National Right to Work Committee President Mark Mix issued the following statement ahead of the hearing:

America’s labor laws are badly in need of reform. Individual employees in a unionized workplace cannot escape a union boss-imposed contract. Even if they think that contract is unambiguously bad, even if they think they’d be better off without a union and disapprove of its presence in their workplace, these dissenting workers are forced to abide by the union’s terms and cannot deal with their employer directly. Rubbing salt in the wound, in the 24 states that lack a Right to Work law, workers can be forced to pay dues and fees to pay for the so-called union “representation” they do not want.

These twin injustices – forced “representation” and forced dues – must be eliminated if labor law and the process of union bargaining are to be reformed in a pro-worker direction. Senator Rand Paul’s National Right to Work Act (S. 533) would end forced union dues in all 50 states. That is the best available labor law reform and every Senator on the HELP Committee should support it.

The powerful union bosses who sit atop America’s major labor unions do not want to fix these injustices, because they benefit directly from the power conferred by forced representation and the money hauled in by forced dues. They’ll never address or even acknowledge any of the anti-worker compulsion that’s baked into America’s labor laws. Instead, they want to make compulsory unionism faster and more powerful.

Senator Hawley’s so-called “Faster Labor Contracts Act,” which he and Teamsters President Sean O’Brien will no doubt promote at tomorrow’s hearing, would not give workers any new protections from compulsory unionism. It wouldn’t give them a voice in the workplace. In fact, it ensures that decisions about their working lives are made far away in Washington, DC. Hawley’s bill sends union contract negotiations to federal arbiters if they don’t wrap up within a few months. This disastrous policy would put uninformed and potentially corrupt federal bureaucrats in charge of labor terms for private businesses across the country. These terms (which aren’t “contracts” since neither workers, employers, nor even unions must consent to them) will remain binding for two years, and will lead many businesses into financial ruin, costing workers their jobs.

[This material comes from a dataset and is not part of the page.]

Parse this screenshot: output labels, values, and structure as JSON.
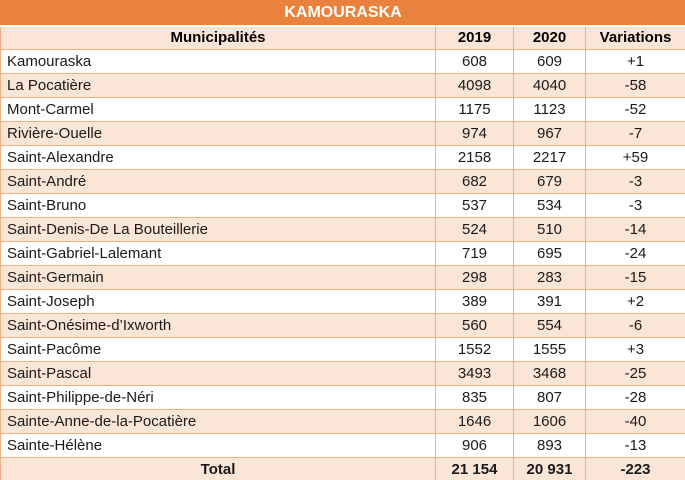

As Senators consider the arguments presented in this hearing, they should remember that not every worker benefits from a union contract. Not every worker benefits from being forced to pay dues to an unwanted union. But every union boss, and every supporter of union bosses’ overwhelmingly left-wing political agenda, benefits when Big Labor is given increased coercive power over workers. Senators should decide who they represent – workers or union bosses – and treat the proposals presented at this hearing accordingly.